1. Type 2 diabetes diagnosed according to WHO criteria (1999); With a duration of 1~10
years;

2. With two or more oral hypoglycemic drug used for at least 3 months, including at least
one insulin secretagogue in half-max dosage (eg. Glibenclamide 7.5mg/d, gliclazide
60mg/d, glimepiride 3mg/d, glipizide 10mg/d, repaglinide 6mg/d, nateglinide 360mg/d
and DPP-4 inhibitor with regular doses);

3. HbA1c of 7.5 to 13% and fasting C-peptide >0.4 nmol/L;

4. Age of 18 to 70 years;

5. BMI of 20 to 35 kg/m²;

6. Capable of and willing to follow doctors' instructions to:

- Self-monitor blood glucose according to the protocol;

- Follow the protocol and have regular visits as required; ③ Record and
maintain the research diary, as required by the protocol; ④ Keep contact
with the investigators and receive phone calls during the study.

Exclusion Criteria:

1. Type 1 diabetes or specific types of diabetes;

2. Those who have received premixed insulin therapy and/or basal - meal insulin and/or
basal insulin-oral hypoglycemic agents treatment accumulation for 7 days or more, and
those who have received CSII therapy in the last one year, and those who have received
GLP-1 analogue within 3 months before screening;

3. Those who have acute diabetic complications (diabetic ketoacidosis, hyperosmotic
hyperglycemia coma or lactic acidosis);

4. Those who have severe diabetic microvascular complications (proliferative retinopathy,
clinical proteinuria, and glomerular filtration rate less than 45 ml/min, uncontrolled
diabetic neuropathy and obvious diabetic autonomic neuropathy);

5. Those with ALT >2.5 times of the upper limit of normal (ULN), bilirubin > 1.5 times of
ULN;

6. Those with known macrovascular disease: Patients with acute cerebrovascular accident,
acute coronary syndrome, unstable angina, peripheral artery disease who have received
vascular intervention or amputation in the 12 months before enrollment; Or chronic
cardiac dysfunction with cardiac function grade III or above;

7. Those with poor blood pressure control (systolic blood pressure≥160mmHg and/or sitting
diastolic blood pressure ≥110mmHg) and inability to control under 160/110mmhg within 1
week;

8. Serious systemic disease or malignant tumor, chronic diarrhea, etc;

9. Those with drugs that may affect blood glucose for a cumulative time of more than 1
week within 12 weeks, such as oral/venous glucocorticoid, growth hormone, estrogen/
progesterone, high-dose diuretics, antipsychotic drugs.
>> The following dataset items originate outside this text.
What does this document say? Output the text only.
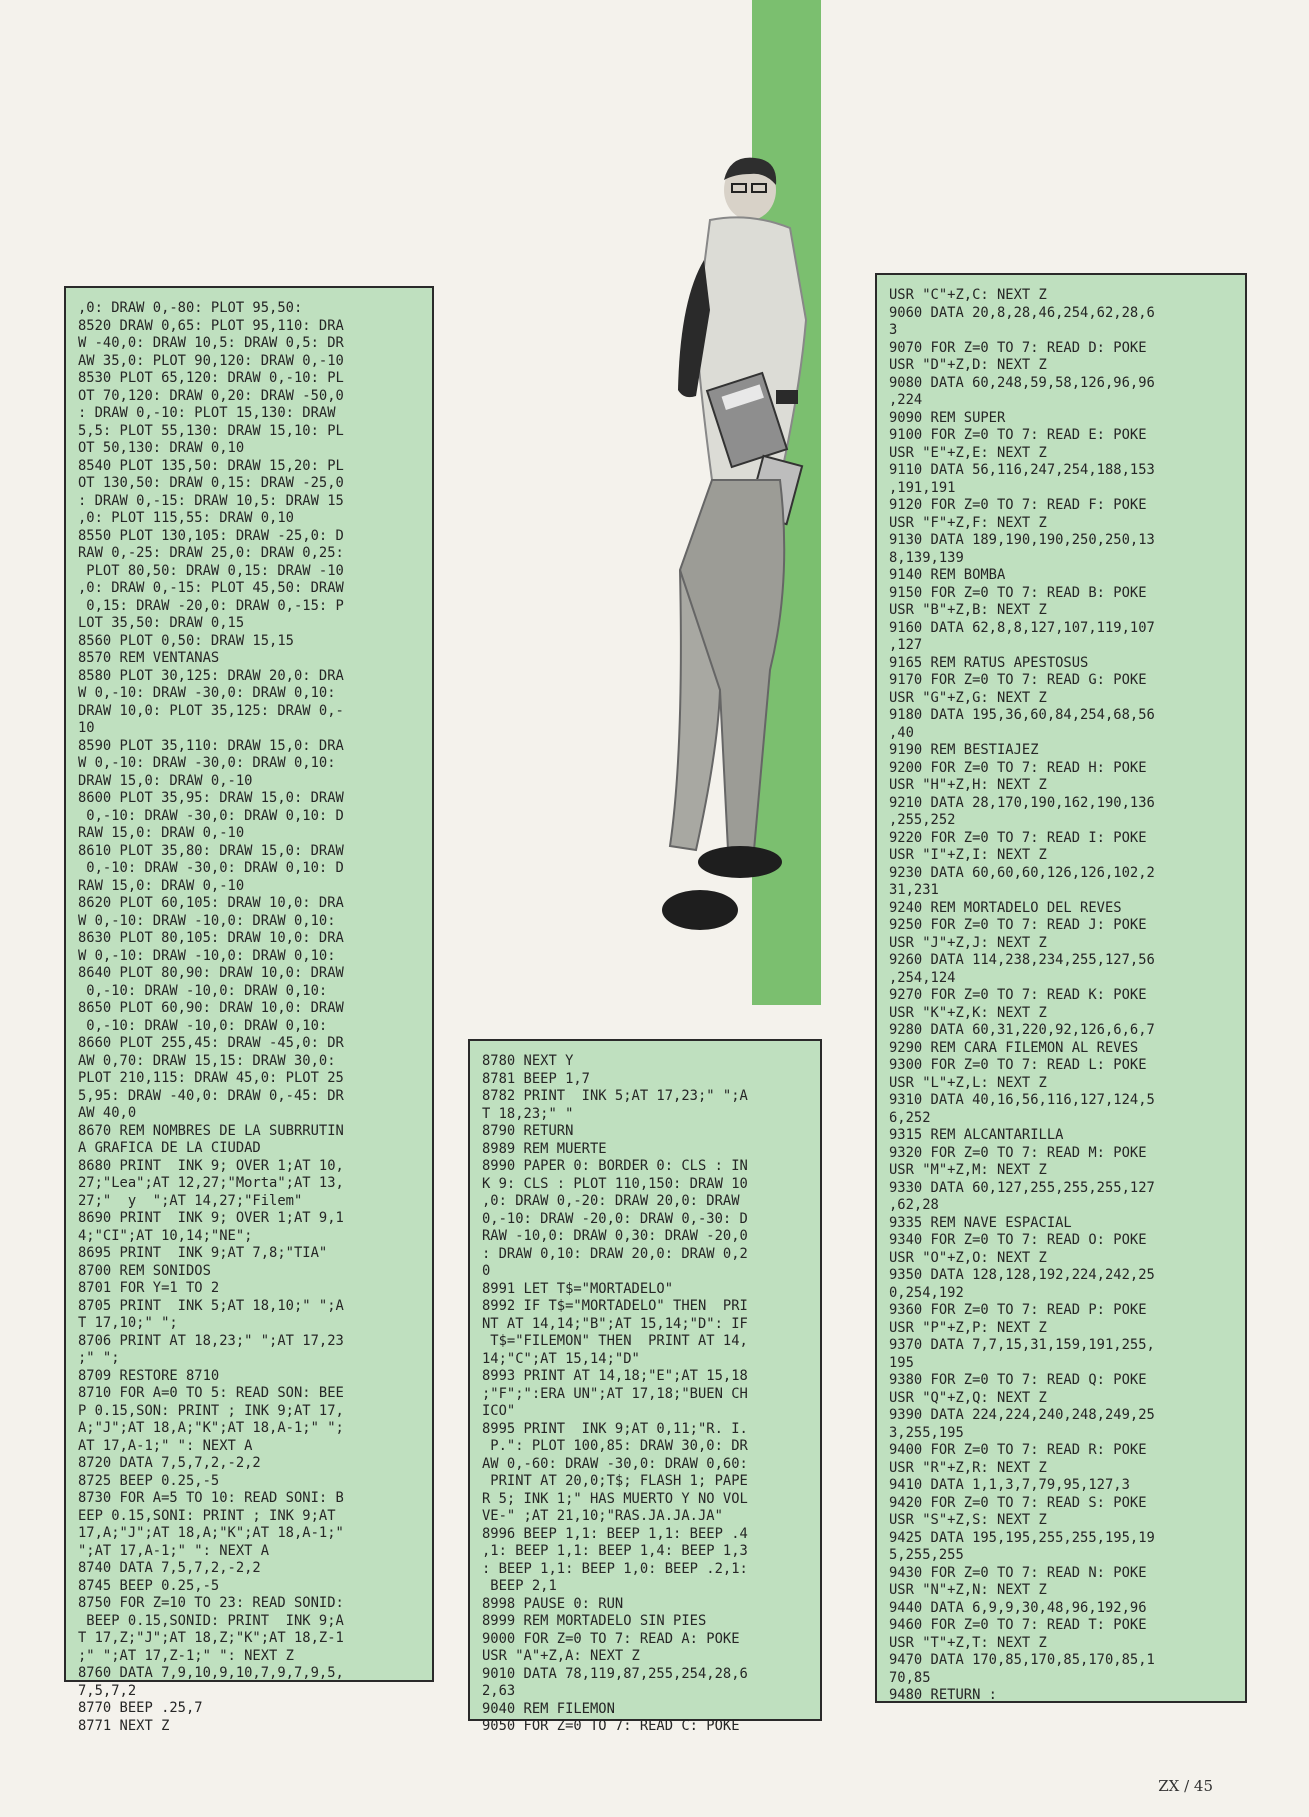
,0: DRAW 0,-80: PLOT 95,50:
8520 DRAW 0,65: PLOT 95,110: DRA
W -40,0: DRAW 10,5: DRAW 0,5: DR
AW 35,0: PLOT 90,120: DRAW 0,-10
8530 PLOT 65,120: DRAW 0,-10: PL
OT 70,120: DRAW 0,20: DRAW -50,0
: DRAW 0,-10: PLOT 15,130: DRAW
5,5: PLOT 55,130: DRAW 15,10: PL
OT 50,130: DRAW 0,10
8540 PLOT 135,50: DRAW 15,20: PL
OT 130,50: DRAW 0,15: DRAW -25,0
: DRAW 0,-15: DRAW 10,5: DRAW 15
,0: PLOT 115,55: DRAW 0,10
8550 PLOT 130,105: DRAW -25,0: D
RAW 0,-25: DRAW 25,0: DRAW 0,25:
PLOT 80,50: DRAW 0,15: DRAW -10
,0: DRAW 0,-15: PLOT 45,50: DRAW
0,15: DRAW -20,0: DRAW 0,-15: P
LOT 35,50: DRAW 0,15
8560 PLOT 0,50: DRAW 15,15
8570 REM VENTANAS
8580 PLOT 30,125: DRAW 20,0: DRA
W 0,-10: DRAW -30,0: DRAW 0,10:
DRAW 10,0: PLOT 35,125: DRAW 0,-
10
8590 PLOT 35,110: DRAW 15,0: DRA
W 0,-10: DRAW -30,0: DRAW 0,10:
DRAW 15,0: DRAW 0,-10
8600 PLOT 35,95: DRAW 15,0: DRAW
0,-10: DRAW -30,0: DRAW 0,10: D
RAW 15,0: DRAW 0,-10
8610 PLOT 35,80: DRAW 15,0: DRAW
0,-10: DRAW -30,0: DRAW 0,10: D
RAW 15,0: DRAW 0,-10
8620 PLOT 60,105: DRAW 10,0: DRA
W 0,-10: DRAW -10,0: DRAW 0,10:
8630 PLOT 80,105: DRAW 10,0: DRA
W 0,-10: DRAW -10,0: DRAW 0,10:
8640 PLOT 80,90: DRAW 10,0: DRAW
0,-10: DRAW -10,0: DRAW 0,10:
8650 PLOT 60,90: DRAW 10,0: DRAW
0,-10: DRAW -10,0: DRAW 0,10:
8660 PLOT 255,45: DRAW -45,0: DR
AW 0,70: DRAW 15,15: DRAW 30,0:
PLOT 210,115: DRAW 45,0: PLOT 25
5,95: DRAW -40,0: DRAW 0,-45: DR
AW 40,0
8670 REM NOMBRES DE LA SUBRRUTIN
A GRAFICA DE LA CIUDAD
8680 PRINT  INK 9; OVER 1;AT 10,
27;"Lea";AT 12,27;"Morta";AT 13,
27;"  y  ";AT 14,27;"Filem"
8690 PRINT  INK 9; OVER 1;AT 9,1
4;"CI";AT 10,14;"NE";
8695 PRINT  INK 9;AT 7,8;"TIA"
8700 REM SONIDOS
8701 FOR Y=1 TO 2
8705 PRINT  INK 5;AT 18,10;" ";A
T 17,10;" ";
8706 PRINT AT 18,23;" ";AT 17,23
;" ";
8709 RESTORE 8710
8710 FOR A=0 TO 5: READ SON: BEE
P 0.15,SON: PRINT ; INK 9;AT 17,
A;"J";AT 18,A;"K";AT 18,A-1;" ";
AT 17,A-1;" ": NEXT A
8720 DATA 7,5,7,2,-2,2
8725 BEEP 0.25,-5
8730 FOR A=5 TO 10: READ SONI: B
EEP 0.15,SONI: PRINT ; INK 9;AT
17,A;"J";AT 18,A;"K";AT 18,A-1;"
";AT 17,A-1;" ": NEXT A
8740 DATA 7,5,7,2,-2,2
8745 BEEP 0.25,-5
8750 FOR Z=10 TO 23: READ SONID:
BEEP 0.15,SONID: PRINT  INK 9;A
T 17,Z;"J";AT 18,Z;"K";AT 18,Z-1
;" ";AT 17,Z-1;" ": NEXT Z
8760 DATA 7,9,10,9,10,7,9,7,9,5,
7,5,7,2
8770 BEEP .25,7
8771 NEXT Z
8780 NEXT Y
8781 BEEP 1,7
8782 PRINT  INK 5;AT 17,23;" ";A
T 18,23;" "
8790 RETURN
8989 REM MUERTE
8990 PAPER 0: BORDER 0: CLS : IN
K 9: CLS : PLOT 110,150: DRAW 10
,0: DRAW 0,-20: DRAW 20,0: DRAW
0,-10: DRAW -20,0: DRAW 0,-30: D
RAW -10,0: DRAW 0,30: DRAW -20,0
: DRAW 0,10: DRAW 20,0: DRAW 0,2
0
8991 LET T$="MORTADELO"
8992 IF T$="MORTADELO" THEN  PRI
NT AT 14,14;"B";AT 15,14;"D": IF
T$="FILEMON" THEN  PRINT AT 14,
14;"C";AT 15,14;"D"
8993 PRINT AT 14,18;"E";AT 15,18
;"F";":ERA UN";AT 17,18;"BUEN CH
ICO"
8995 PRINT  INK 9;AT 0,11;"R. I.
P.": PLOT 100,85: DRAW 30,0: DR
AW 0,-60: DRAW -30,0: DRAW 0,60:
PRINT AT 20,0;T$; FLASH 1; PAPE
R 5; INK 1;" HAS MUERTO Y NO VOL
VE-" ;AT 21,10;"RAS.JA.JA.JA"
8996 BEEP 1,1: BEEP 1,1: BEEP .4
,1: BEEP 1,1: BEEP 1,4: BEEP 1,3
: BEEP 1,1: BEEP 1,0: BEEP .2,1:
BEEP 2,1
8998 PAUSE 0: RUN
8999 REM MORTADELO SIN PIES
9000 FOR Z=0 TO 7: READ A: POKE
USR "A"+Z,A: NEXT Z
9010 DATA 78,119,87,255,254,28,6
2,63
9040 REM FILEMON
9050 FOR Z=0 TO 7: READ C: POKE
USR "C"+Z,C: NEXT Z
9060 DATA 20,8,28,46,254,62,28,6
3
9070 FOR Z=0 TO 7: READ D: POKE
USR "D"+Z,D: NEXT Z
9080 DATA 60,248,59,58,126,96,96
,224
9090 REM SUPER
9100 FOR Z=0 TO 7: READ E: POKE
USR "E"+Z,E: NEXT Z
9110 DATA 56,116,247,254,188,153
,191,191
9120 FOR Z=0 TO 7: READ F: POKE
USR "F"+Z,F: NEXT Z
9130 DATA 189,190,190,250,250,13
8,139,139
9140 REM BOMBA
9150 FOR Z=0 TO 7: READ B: POKE
USR "B"+Z,B: NEXT Z
9160 DATA 62,8,8,127,107,119,107
,127
9165 REM RATUS APESTOSUS
9170 FOR Z=0 TO 7: READ G: POKE
USR "G"+Z,G: NEXT Z
9180 DATA 195,36,60,84,254,68,56
,40
9190 REM BESTIAJEZ
9200 FOR Z=0 TO 7: READ H: POKE
USR "H"+Z,H: NEXT Z
9210 DATA 28,170,190,162,190,136
,255,252
9220 FOR Z=0 TO 7: READ I: POKE
USR "I"+Z,I: NEXT Z
9230 DATA 60,60,60,126,126,102,2
31,231
9240 REM MORTADELO DEL REVES
9250 FOR Z=0 TO 7: READ J: POKE
USR "J"+Z,J: NEXT Z
9260 DATA 114,238,234,255,127,56
,254,124
9270 FOR Z=0 TO 7: READ K: POKE
USR "K"+Z,K: NEXT Z
9280 DATA 60,31,220,92,126,6,6,7
9290 REM CARA FILEMON AL REVES
9300 FOR Z=0 TO 7: READ L: POKE
USR "L"+Z,L: NEXT Z
9310 DATA 40,16,56,116,127,124,5
6,252
9315 REM ALCANTARILLA
9320 FOR Z=0 TO 7: READ M: POKE
USR "M"+Z,M: NEXT Z
9330 DATA 60,127,255,255,255,127
,62,28
9335 REM NAVE ESPACIAL
9340 FOR Z=0 TO 7: READ O: POKE
USR "O"+Z,O: NEXT Z
9350 DATA 128,128,192,224,242,25
0,254,192
9360 FOR Z=0 TO 7: READ P: POKE
USR "P"+Z,P: NEXT Z
9370 DATA 7,7,15,31,159,191,255,
195
9380 FOR Z=0 TO 7: READ Q: POKE
USR "Q"+Z,Q: NEXT Z
9390 DATA 224,224,240,248,249,25
3,255,195
9400 FOR Z=0 TO 7: READ R: POKE
USR "R"+Z,R: NEXT Z
9410 DATA 1,1,3,7,79,95,127,3
9420 FOR Z=0 TO 7: READ S: POKE
USR "S"+Z,S: NEXT Z
9425 DATA 195,195,255,255,195,19
5,255,255
9430 FOR Z=0 TO 7: READ N: POKE
USR "N"+Z,N: NEXT Z
9440 DATA 6,9,9,30,48,96,192,96
9460 FOR Z=0 TO 7: READ T: POKE
USR "T"+Z,T: NEXT Z
9470 DATA 170,85,170,85,170,85,1
70,85
9480 RETURN :
ZX / 45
However, low-dose diuretics
for antihypertensive purposes (HCTZ < 25mg/d, indapamide < 1.5mg/d) and physiologic
dose of thyroid hormone for replacement therapy are not included;

10. Any factors that may affect the participation of the subject in the study or the
evaluation of the results;

11. Pregnancy or planned pregnancy, lactation subjects.